ワイワイ話し合っていた男たちが、ピタリと一瞬で黙り込んでしまったではないか。
出て行き難いな。ちくしょう。
私は勇気を絞って、扉から顔を覗かせた。
すると、男たちは途端に溜め息次々に吐き出した。
「ふぅ………………。坊っちゃん?何がマロリーとどっちもどっちですか?彼女の方が全然マシじゃないですかっ!」
「そうですぜぇっ!寧ろ可愛い方っすよ!」
「なんっ…何だと?お前……本当にさっき馬車の中でひっくり返っていた女か?」
驚愕の表情で、確認してくる誘拐犯。何の確認だよっ!確認なんかしなくても、馬車から出てきたんだから、分かるだろがっ!

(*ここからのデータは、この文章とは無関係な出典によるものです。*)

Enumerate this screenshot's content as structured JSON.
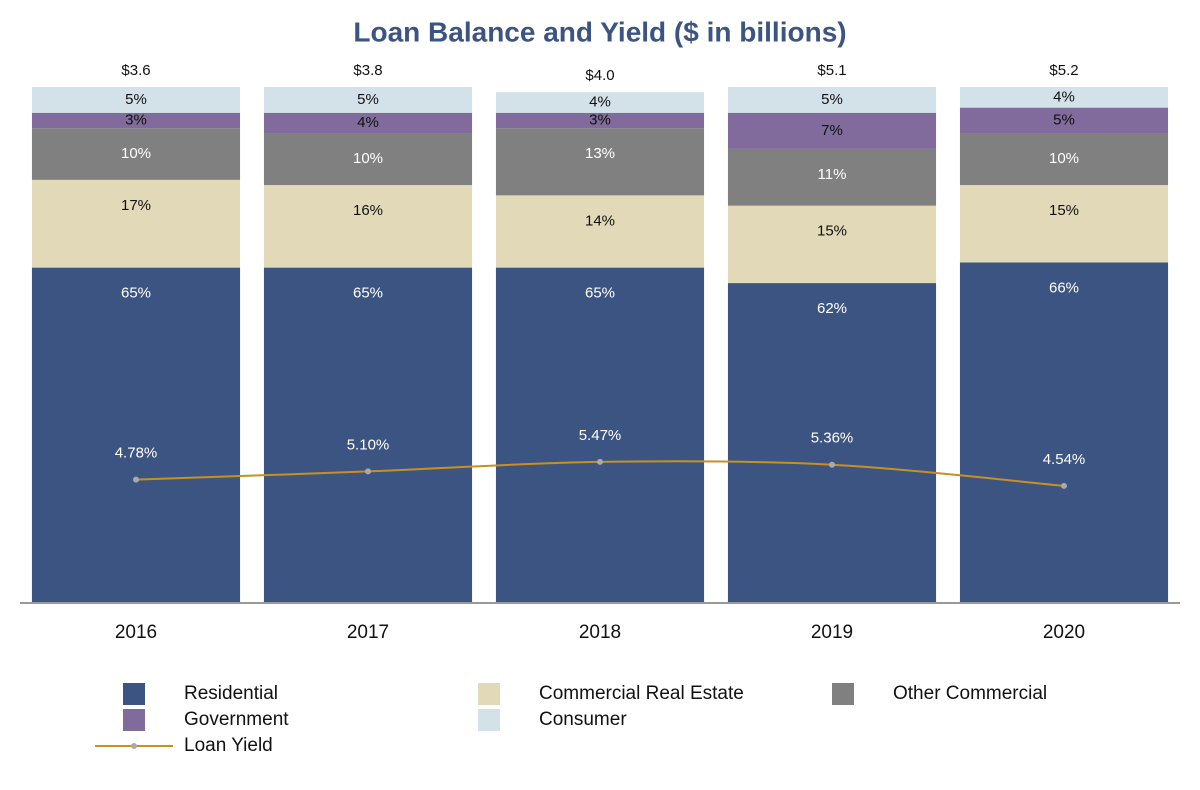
{
  "chart_data": {
    "type": "stacked_bar_line",
    "title": "Loan Balance and Yield ($ in billions)",
    "categories": [
      "2016",
      "2017",
      "2018",
      "2019",
      "2020"
    ],
    "ylim": [
      0,
      100
    ],
    "y2lim": [
      0,
      20
    ],
    "totals": {
      "values": [
        3.6,
        3.8,
        4.0,
        5.1,
        5.2
      ],
      "value_labels": [
        "$3.6",
        "$3.8",
        "$4.0",
        "$5.1",
        "$5.2"
      ]
    },
    "series": [
      {
        "name": "Residential",
        "color": "#3c5482",
        "label_color": "#ffffff",
        "values": [
          65,
          65,
          65,
          62,
          66
        ],
        "value_labels": [
          "65%",
          "65%",
          "65%",
          "62%",
          "66%"
        ]
      },
      {
        "name": "Commercial Real Estate",
        "color": "#e2d9b8",
        "label_color": "#111111",
        "values": [
          17,
          16,
          14,
          15,
          15
        ],
        "value_labels": [
          "17%",
          "16%",
          "14%",
          "15%",
          "15%"
        ]
      },
      {
        "name": "Other Commercial",
        "color": "#808080",
        "label_color": "#ffffff",
        "values": [
          10,
          10,
          13,
          11,
          10
        ],
        "value_labels": [
          "10%",
          "10%",
          "13%",
          "11%",
          "10%"
        ]
      },
      {
        "name": "Government",
        "color": "#806b9c",
        "label_color": "#111111",
        "values": [
          3,
          4,
          3,
          7,
          5
        ],
        "value_labels": [
          "3%",
          "4%",
          "3%",
          "7%",
          "5%"
        ]
      },
      {
        "name": "Consumer",
        "color": "#d3e1e8",
        "label_color": "#111111",
        "values": [
          5,
          5,
          4,
          5,
          4
        ],
        "value_labels": [
          "5%",
          "5%",
          "4%",
          "5%",
          "4%"
        ]
      },
      {
        "name": "Loan Yield",
        "type": "line",
        "axis": "y2",
        "color": "#c8901e",
        "label_color": "#ffffff",
        "values": [
          4.78,
          5.1,
          5.47,
          5.36,
          4.54
        ],
        "value_labels": [
          "4.78%",
          "5.10%",
          "5.47%",
          "5.36%",
          "4.54%"
        ]
      }
    ]
  }
}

私はイライラして、つい誘拐犯に怒鳴ってしまったのであった。
「あんた馬鹿ですかっ!?馬鹿ですよね?目まで合ったんだから、変な事を聞いてくるなよっ!!」
「なっ!何だと?お前の方こそ何で馬車の床でひっくり返ってんだよ?頭おかしいのかよっ!」
「何だと~?」
「何だよっ!」
お互い火花が出る位に、睨みあっていると、申し訳なさそうに横から別の人物が声を掛けてくる。
「あっ…あのぉ~お二人とも、落ち着いて………」
「「うるさいっ!!」」
「うひゃあっ!あの子、坊っちゃんと息ぴったりだぜぇ…。似た者同士かぁ~?」
「う~ん…顔はうちのカカアの方がアレだが、性格はこの娘の方がキツイな………」
「お前らっ!この生意気な女、地下に閉じ込めておけっ!」
私と睨みあっていた誘拐犯が、周りで好き勝手言っている男たち叫んだ。
おっ…おげっ……。またも地下ですか?もしや牢屋ですかね?
私は王城の地下牢を、思い出して不敵に微笑んだ。
もう地下牢ならば、慣れっこですからっ!!ワッハッハッ!!
またも地下送りになった夜。よほど地下に愛されているに違いない。
そしてシオリに間違えられて拐われる。なんか……夜にとっては、シオリ……疫病神じゃね?